If you were to create a list of smells associated with dogs, it would likely range from the pleasant scent of a recently-bathed, freshly-groomed pet to the less-pleasing aromas that belong outside. Somewhere in that mix, did you include the fragrance of corn chips?
That’s right — corn chips. Specifically, corn chip-scented feet. That may seem quite odd, but it isn’t at all uncommon. Many people take a whiff of Fido’s feet and wonder if the dog has been treading in a pile of Frito corn chips.
The condition is commonly referred to as “Frito Feet” or “Corn Chip Feet.” It is caused by the bacteria Proteus or Pseudomonas. These microorganisms generate a yeast-like aroma. They tend to thrive in the sweat glands lodged between a dogs paw pads and fur.

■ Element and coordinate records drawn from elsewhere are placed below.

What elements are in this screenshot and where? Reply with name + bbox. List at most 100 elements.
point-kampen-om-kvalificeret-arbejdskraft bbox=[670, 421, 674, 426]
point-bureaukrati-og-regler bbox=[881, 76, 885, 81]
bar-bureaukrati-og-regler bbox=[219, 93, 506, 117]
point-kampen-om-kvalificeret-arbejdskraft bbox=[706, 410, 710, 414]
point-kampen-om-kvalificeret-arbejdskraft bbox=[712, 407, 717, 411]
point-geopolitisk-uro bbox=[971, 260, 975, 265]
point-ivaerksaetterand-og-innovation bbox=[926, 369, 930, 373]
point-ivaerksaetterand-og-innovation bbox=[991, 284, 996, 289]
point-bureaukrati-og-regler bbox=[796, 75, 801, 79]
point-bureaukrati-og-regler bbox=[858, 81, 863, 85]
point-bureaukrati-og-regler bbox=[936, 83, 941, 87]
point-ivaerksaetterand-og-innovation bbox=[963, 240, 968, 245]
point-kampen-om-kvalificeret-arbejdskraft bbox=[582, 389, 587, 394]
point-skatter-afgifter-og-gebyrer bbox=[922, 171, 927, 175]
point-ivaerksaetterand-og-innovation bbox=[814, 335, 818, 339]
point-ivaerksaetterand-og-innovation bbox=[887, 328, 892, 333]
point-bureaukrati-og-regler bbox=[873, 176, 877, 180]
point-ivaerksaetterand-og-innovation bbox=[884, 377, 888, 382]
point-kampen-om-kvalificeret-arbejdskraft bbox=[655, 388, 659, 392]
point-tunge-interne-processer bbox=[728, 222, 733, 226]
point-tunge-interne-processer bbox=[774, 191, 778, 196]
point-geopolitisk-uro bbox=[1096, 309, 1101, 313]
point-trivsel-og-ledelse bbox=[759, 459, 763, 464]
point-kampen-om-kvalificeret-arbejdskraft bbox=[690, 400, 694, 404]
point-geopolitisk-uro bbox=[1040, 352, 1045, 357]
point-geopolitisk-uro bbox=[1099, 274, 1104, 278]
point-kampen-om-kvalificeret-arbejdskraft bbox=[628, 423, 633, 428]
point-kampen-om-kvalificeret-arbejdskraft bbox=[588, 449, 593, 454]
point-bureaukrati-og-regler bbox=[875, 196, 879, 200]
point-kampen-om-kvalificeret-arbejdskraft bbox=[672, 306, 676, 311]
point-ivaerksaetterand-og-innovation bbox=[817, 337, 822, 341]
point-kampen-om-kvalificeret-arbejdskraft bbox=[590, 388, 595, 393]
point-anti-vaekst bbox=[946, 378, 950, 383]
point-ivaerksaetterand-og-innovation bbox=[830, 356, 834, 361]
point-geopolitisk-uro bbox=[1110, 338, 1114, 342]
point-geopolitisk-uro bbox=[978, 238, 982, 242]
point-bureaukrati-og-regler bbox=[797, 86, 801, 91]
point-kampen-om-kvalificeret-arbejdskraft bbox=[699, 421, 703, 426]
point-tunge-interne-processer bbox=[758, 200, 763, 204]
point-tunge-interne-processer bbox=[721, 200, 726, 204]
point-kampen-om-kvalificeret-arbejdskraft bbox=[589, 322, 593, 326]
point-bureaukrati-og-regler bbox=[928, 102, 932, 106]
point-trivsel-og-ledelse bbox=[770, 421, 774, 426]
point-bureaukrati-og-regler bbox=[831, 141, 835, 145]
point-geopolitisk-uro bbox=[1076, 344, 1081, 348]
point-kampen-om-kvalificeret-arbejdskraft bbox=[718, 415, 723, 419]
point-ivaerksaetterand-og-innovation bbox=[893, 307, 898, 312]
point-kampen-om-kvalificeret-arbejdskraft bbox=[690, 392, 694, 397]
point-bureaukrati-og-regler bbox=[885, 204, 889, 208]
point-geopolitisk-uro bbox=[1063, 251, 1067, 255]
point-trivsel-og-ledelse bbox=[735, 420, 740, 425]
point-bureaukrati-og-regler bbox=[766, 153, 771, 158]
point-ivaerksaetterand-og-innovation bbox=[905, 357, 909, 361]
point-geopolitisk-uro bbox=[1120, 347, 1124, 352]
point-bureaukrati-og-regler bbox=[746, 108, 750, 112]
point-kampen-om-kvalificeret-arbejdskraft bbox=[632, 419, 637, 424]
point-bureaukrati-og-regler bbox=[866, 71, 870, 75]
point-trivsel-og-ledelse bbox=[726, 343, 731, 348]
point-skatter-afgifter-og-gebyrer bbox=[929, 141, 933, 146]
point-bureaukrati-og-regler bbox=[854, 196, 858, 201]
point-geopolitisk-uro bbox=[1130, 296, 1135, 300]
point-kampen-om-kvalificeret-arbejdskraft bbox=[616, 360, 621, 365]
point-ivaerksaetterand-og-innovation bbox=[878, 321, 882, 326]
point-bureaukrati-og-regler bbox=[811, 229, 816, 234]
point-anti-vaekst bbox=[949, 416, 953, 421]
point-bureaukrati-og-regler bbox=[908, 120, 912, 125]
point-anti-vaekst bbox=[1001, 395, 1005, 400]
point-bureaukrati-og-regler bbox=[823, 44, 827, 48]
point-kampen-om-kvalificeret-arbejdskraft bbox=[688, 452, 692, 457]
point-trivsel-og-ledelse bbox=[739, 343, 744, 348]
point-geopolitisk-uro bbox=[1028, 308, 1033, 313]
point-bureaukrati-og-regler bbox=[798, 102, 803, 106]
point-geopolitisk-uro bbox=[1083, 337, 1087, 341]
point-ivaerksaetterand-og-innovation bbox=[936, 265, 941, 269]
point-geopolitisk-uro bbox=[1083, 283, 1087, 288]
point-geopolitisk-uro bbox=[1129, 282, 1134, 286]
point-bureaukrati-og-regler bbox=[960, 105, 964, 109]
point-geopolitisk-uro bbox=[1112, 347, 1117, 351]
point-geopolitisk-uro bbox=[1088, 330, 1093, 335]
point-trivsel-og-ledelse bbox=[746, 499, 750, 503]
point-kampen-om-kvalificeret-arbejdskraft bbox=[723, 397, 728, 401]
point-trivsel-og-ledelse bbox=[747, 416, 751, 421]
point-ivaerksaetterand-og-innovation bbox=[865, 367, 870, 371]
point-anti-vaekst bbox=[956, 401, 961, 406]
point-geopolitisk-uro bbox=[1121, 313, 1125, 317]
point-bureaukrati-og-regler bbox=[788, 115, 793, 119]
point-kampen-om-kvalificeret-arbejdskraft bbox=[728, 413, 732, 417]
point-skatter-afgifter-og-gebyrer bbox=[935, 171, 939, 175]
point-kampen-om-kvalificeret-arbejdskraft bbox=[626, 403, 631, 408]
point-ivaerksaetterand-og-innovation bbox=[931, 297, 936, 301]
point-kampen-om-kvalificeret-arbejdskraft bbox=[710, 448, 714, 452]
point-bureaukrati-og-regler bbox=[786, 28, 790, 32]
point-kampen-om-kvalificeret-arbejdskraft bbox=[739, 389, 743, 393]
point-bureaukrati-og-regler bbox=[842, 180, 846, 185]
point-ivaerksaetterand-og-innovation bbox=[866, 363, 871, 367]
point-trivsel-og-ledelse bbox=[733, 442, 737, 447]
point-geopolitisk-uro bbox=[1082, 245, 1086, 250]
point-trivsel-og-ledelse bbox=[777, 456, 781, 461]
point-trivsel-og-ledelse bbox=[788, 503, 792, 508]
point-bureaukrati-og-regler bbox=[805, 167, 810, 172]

Most of the time, the condition is nothing to be concerned about. A dog’s paws are a veritable playground of all sorts of bacteria and fungi that get there through the combination of the dog’s regular walking activity and the saliva from your pup’s grooming behavior.
If, however, Fido’s foot funk is frequently foul, it would be a good idea to pay a visit to your neighborhood veterinarian. A truly-unpleasant odor that persists even after a bath, particularly if coupled with a change in color, could be a sign of an infection or bacterial overgrowth.
Otherwise, assuming the smell of corn chips is pleasant to you, take pleasure in the fact that your pet’s feet probably smell better than your own. Just don’t make the mistake of dipping your pup’s paws in salsa for a mid-day snack.